As stocks hit records, Wall Street veteran Art Hogan explains why markets still have room to run higher, and how to set up your portfolio for success.
Transcript:
CAROLINE WOODS: So Art, the S&P 500 is at or near record highs. Are you a believer or skeptic of this rally?
ART HOGAN: I’m certainly a believer. I think the reason we got here is pretty intuitive. We started this year in markets and were quite defensive at that. In general, people wanted to get out of risk assets. They were selling things like technology, communication services and consumer discretionary. And buying things that were very defensive, like utilities, and health and consumer staples. And that was all because the front end of this new administration’s policy rollout was really the tough medicine, if you will. We had immigration and closed borders and we rolled out a very chaotic trade war. And that really encompassed. Investors attention all the way through to the beginning of the second quarter. Once we got past this April 2nd liberation day and got over the hump of some worst case scenario predictions on tariffs. Investors are starting to get a little more comfortable that some of the good policies might flow through. And what does that mean. Certainly tariffs not as high as we thought they would be back in April. Second but other things like passing a bill through Congress to continue the corporate tax rate that we have. And the other is the possibility of less regulation. And some of those things, the taxes and the less regulation would serve as an offset to obviously higher prices because of tariffs and slower GDP growth because of less immigration and and a shrinking labor force. So to me, I think we’ve kind of crossed over the rubicon on some of the worst case scenarios. And now market participants can start looking at things and saying, well, lower corporate taxes is probably good. The Fed cutting rates at the end of the year. Probably a good thing. And certainly we’ll start to feel the effects of less regulation. We’re starting to see that in some of the big banks already.
CAROLINE WOODS: But is that all priced in with the S&P 500 at record highs. Is this as good as it gets or can the market ultimately move higher?
ART HOGAN: You know it’s interesting. Every time a market comes to an all time high after having spent some time selling off, people get concerned that this is as good as it gets. And if we didn’t have all time highs with the S&P 500 would be back where it was when I started working at 800. So, you know, this is not as good as it gets. I think we’ve got some good news in front of us, not the least of which is we’re likely increasing everybody’s productivity because of artificial intelligence. We’re likely seeing a lot of smart investment going on in data center and infrastructure build out. And that’s why the industrials are one of the best performing sectors. I think that’s very healthy. We’ll likely see more publicly traded companies than we have right now. So if we went back 15 years, there was 8,000 publicly traded companies. Right now, there’s only 4,400. So the fact that we’re seeing IPOs come to market and having a warm reception, I think is a positive. But I think the most important positive is earnings are growing and estimates are actually going up. Last week, FactSet showed that S&P 500 estimates for this quarters quarterly earnings reporting season just went up. So beginning of the year second quarter earnings look like they might be about 14% year over year. For the second quarter. That went down as low as 7.5% We’re back up to 10% now. So that’s a good sign. Earnings are heading in the right direction. And a lot of excitement around artificial intelligence is certainly going to continue to be a tailwind here.
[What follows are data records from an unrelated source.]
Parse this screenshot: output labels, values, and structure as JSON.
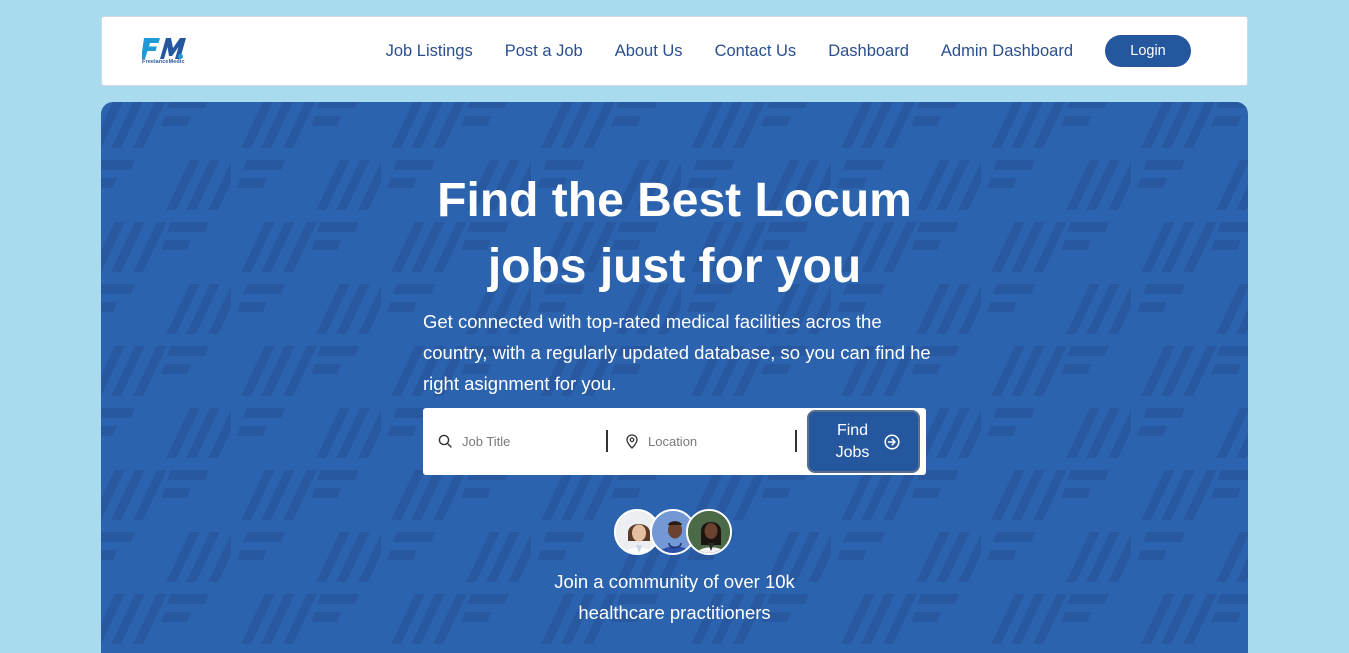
{
  "brand": {
    "mark": "FM",
    "name": "FreelanceMedic"
  },
  "nav": {
    "links": [
      "Job Listings",
      "Post a Job",
      "About Us",
      "Contact Us",
      "Dashboard",
      "Admin Dashboard"
    ],
    "login_label": "Login"
  },
  "hero": {
    "title_line1": "Find the Best Locum",
    "title_line2": "jobs just for you",
    "subtitle_line1": "Get connected with top-rated medical facilities acros the",
    "subtitle_line2": "country, with a regularly updated database, so you can find he",
    "subtitle_line3": "right asignment for you."
  },
  "search": {
    "job_title_placeholder": "Job Title",
    "location_placeholder": "Location",
    "find_button_label": "Find Jobs"
  },
  "community": {
    "line1": "Join a community of over 10k",
    "line2": "healthcare practitioners"
  },
  "colors": {
    "page_bg": "#a8dbee",
    "hero_bg": "#2c63ae",
    "accent": "#24579e",
    "nav_text": "#2a4f8f"
  },
  "icons": {
    "search": "search-icon",
    "location": "location-pin-icon",
    "find_arrow": "arrow-right-circle-icon"
  }
}
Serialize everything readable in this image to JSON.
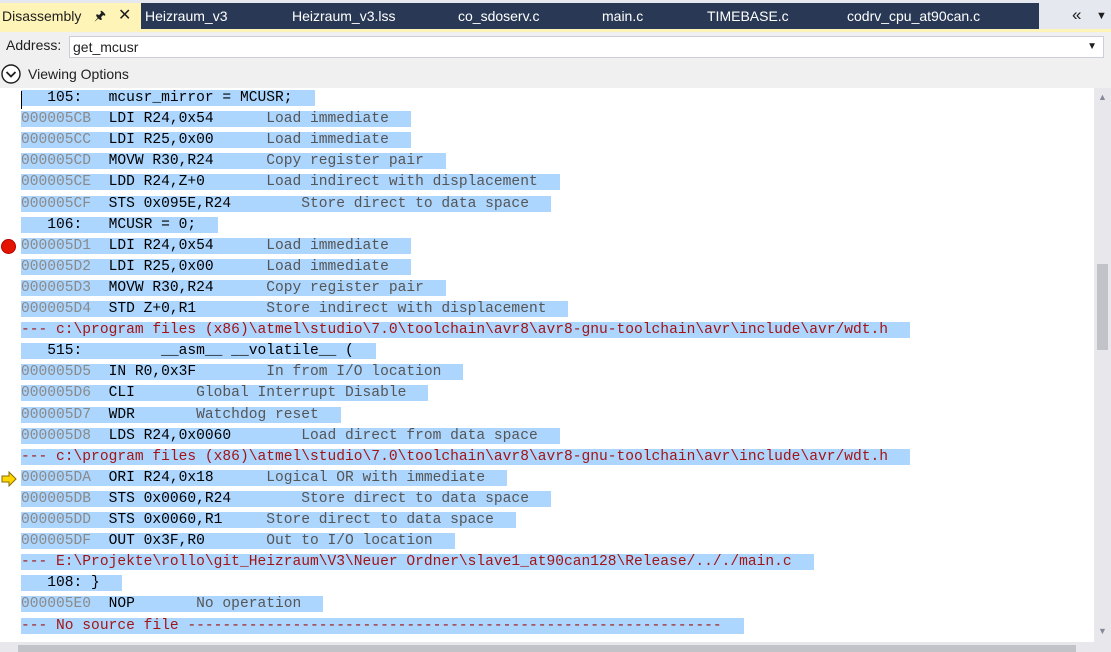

CAROLINE WOODS: On that note though, are the impact of tariffs has yet to really make a dent on corporate earnings or even on inflation. Do you expect that to change in the second half of the year?
ART HOGAN: I do, yeah. We’re going to start to see some data reflect that. Now data is going to be kind of messy because we had a huge pull forward by both companies and by individuals in the first quarter where, you know, you went out and bought a new refrigerator in March. You’re not going to buy another one in July. So multiply that by hundreds of millions of decisions that are made by both companies and consumers, and we’ll see a slowdown in purchases of goods that’s going to offset some of that initial impact of higher goods pricing.